WASHINGTON — The long-awaited special counsel report is complete, 675 days after Robert Mueller was named to oversee the investigation into Russia’s election interference, whether any Trump associates coordinated with that plot, and whether President Trump tried to obstruct justice. Attorney General William Barr has the document. But it has yet to be made public, and the path to its potential release — or the release of the facts it contains — is complicated.
Will the report be made public?
That remains to be seen. Some information is expected to come out because Barr has to update Congress, but that does not mean the entire report will be public.
Barr must notify the leaders of Congress’ judiciary committees that the special counsel investigation is completed and explain whether he or his predecessors overseeing it opposed any significant step that Mueller sought to take, according to the regulation he was appointed under.
The regulation set no time frame or deadline for when Barr must tell Congress.
Nor was Barr required to tell lawmakers more than those basic facts. He would be operating within the regulation if he were to give Congress a bare-bones notification that Mueller had concluded his work.
According to the Justice Department’s explanation of the regulation, published in the Federal Register in 1999, Barr has to determine whether releasing the report, or portions of it, is in the public’s interest. Barr has said repeatedly that he would release as much as he could from the report within the parameters of the special counsel regulations.
First, Barr and his aides will have to review the report to determine whether any information is classified or otherwise sensitive, or protected by privacy laws or executive privilege, which can be invoked for sensitive law enforcement materials.
The back and forth on what information Congress can and cannot have will probably have to be resolved by a court.
Will Congress be fine with a bare-bones report?
Congressional Democrats have already called for the entire report, without redactions, to be provided to lawmakers.
“Regulations governing special counsel Mueller’s investigation do not prohibit Attorney General Barr from disclosing Mueller’s final report and investigative materials to Congress,” US Senator Dianne Feinstein said in February.
Barring new shocking revelations about Trump, Democrats would prefer to beat Trump in the 2020 presidential election.
What if the administration refuses requests from Congress?
Lawmakers have a few options to try to make public details of the investigation, though some could involve years of litigation.
They can start issuing subpoenas to Barr, who can ignore them or refuse them. They can also subpoena Mueller’s testimony. The Justice Department is likely to resist those demands.
If that happens, lawmakers could hold them in contempt and ask the US attorney for the District of Columbia to prosecute. Lawmakers could also sue to try to force the Trump administration to hand over the requested material. Such litigation could go on for years.
The White House could also try to negotiate with Congress, such as making some witnesses available, but not all, said Richard H. Pildes, a constitutional law professor at New York University Law School. The White House is also likely to challenge some requests and assert that the requested information is available to lawmakers through other means.
Lawmakers can also use their bully pulpits to publicly pressure Barr for more information.

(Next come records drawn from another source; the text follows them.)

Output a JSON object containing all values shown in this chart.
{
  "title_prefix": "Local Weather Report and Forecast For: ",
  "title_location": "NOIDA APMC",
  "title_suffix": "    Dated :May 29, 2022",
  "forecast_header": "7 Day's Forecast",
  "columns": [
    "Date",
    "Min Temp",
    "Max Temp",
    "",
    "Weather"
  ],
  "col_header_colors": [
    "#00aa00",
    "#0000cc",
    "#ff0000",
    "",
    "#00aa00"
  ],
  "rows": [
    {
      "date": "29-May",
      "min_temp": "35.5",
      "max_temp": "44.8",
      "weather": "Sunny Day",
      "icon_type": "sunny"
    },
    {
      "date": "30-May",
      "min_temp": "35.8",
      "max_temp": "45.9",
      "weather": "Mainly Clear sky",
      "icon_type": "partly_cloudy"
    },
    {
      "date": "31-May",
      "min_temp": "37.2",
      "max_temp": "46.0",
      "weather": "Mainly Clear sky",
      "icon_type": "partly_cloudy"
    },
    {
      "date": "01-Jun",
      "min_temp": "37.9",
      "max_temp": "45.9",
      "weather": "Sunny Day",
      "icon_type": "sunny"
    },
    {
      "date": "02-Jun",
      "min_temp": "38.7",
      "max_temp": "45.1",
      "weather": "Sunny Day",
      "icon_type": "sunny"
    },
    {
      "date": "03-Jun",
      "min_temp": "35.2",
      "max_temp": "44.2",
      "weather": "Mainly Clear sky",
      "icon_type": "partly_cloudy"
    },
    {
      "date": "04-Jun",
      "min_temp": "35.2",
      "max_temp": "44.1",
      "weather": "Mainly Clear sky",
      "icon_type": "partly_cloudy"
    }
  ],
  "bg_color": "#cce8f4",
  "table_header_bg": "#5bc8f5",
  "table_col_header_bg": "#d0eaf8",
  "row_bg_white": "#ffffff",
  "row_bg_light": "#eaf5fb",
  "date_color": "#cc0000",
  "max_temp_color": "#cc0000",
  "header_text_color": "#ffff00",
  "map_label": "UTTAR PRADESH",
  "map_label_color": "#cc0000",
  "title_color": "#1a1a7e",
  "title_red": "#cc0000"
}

Will Trump see the Mueller report?
That is not clear.
Trump is Barr’s boss, and there is nothing to stop Barr from immediately sharing the report with the White House, Pildes said. But doing so would violate the Justice Department’s long-standing independence from the White House, said Jack L. Goldsmith, a Harvard Law professor who ran the department’s Office of Legal Counsel during the George W. Bush administration.
And if the Mueller report includes grand jury testimony, which is protected under federal law, the number of people permitted to see the report shrinks significantly. Trump, as president, would be permitted to see it in certain circumstances.
For example, according to a 1993 opinion by the Justice Department’s Office of Legal Counsel, grand-jury information may be disclosed to the president if it relates to his role in helping the department decide how to enforce the law, or if it relates to a national security threat.
In another Justice Department legal opinion, written in 2000, the president may have access to grand jury material if it is used as part of his consideration for a pardon.
First, collusion has no legal definition, though it has become a term of art as a shorthand reference to the Russia investigation. A key question in the special counsel investigation concerns whether Trump or his campaign was coordinating with Russia to try to affect the outcome of the 2016 presidential election. If Mueller’s investigation ends without charging Trump or his aides with conspiracy, some may interpret that to be a “no collusion” finding.
Trump consistently cites government officials and the lack of collusion charges as evidence that there was never collusion between his campaign and Russia.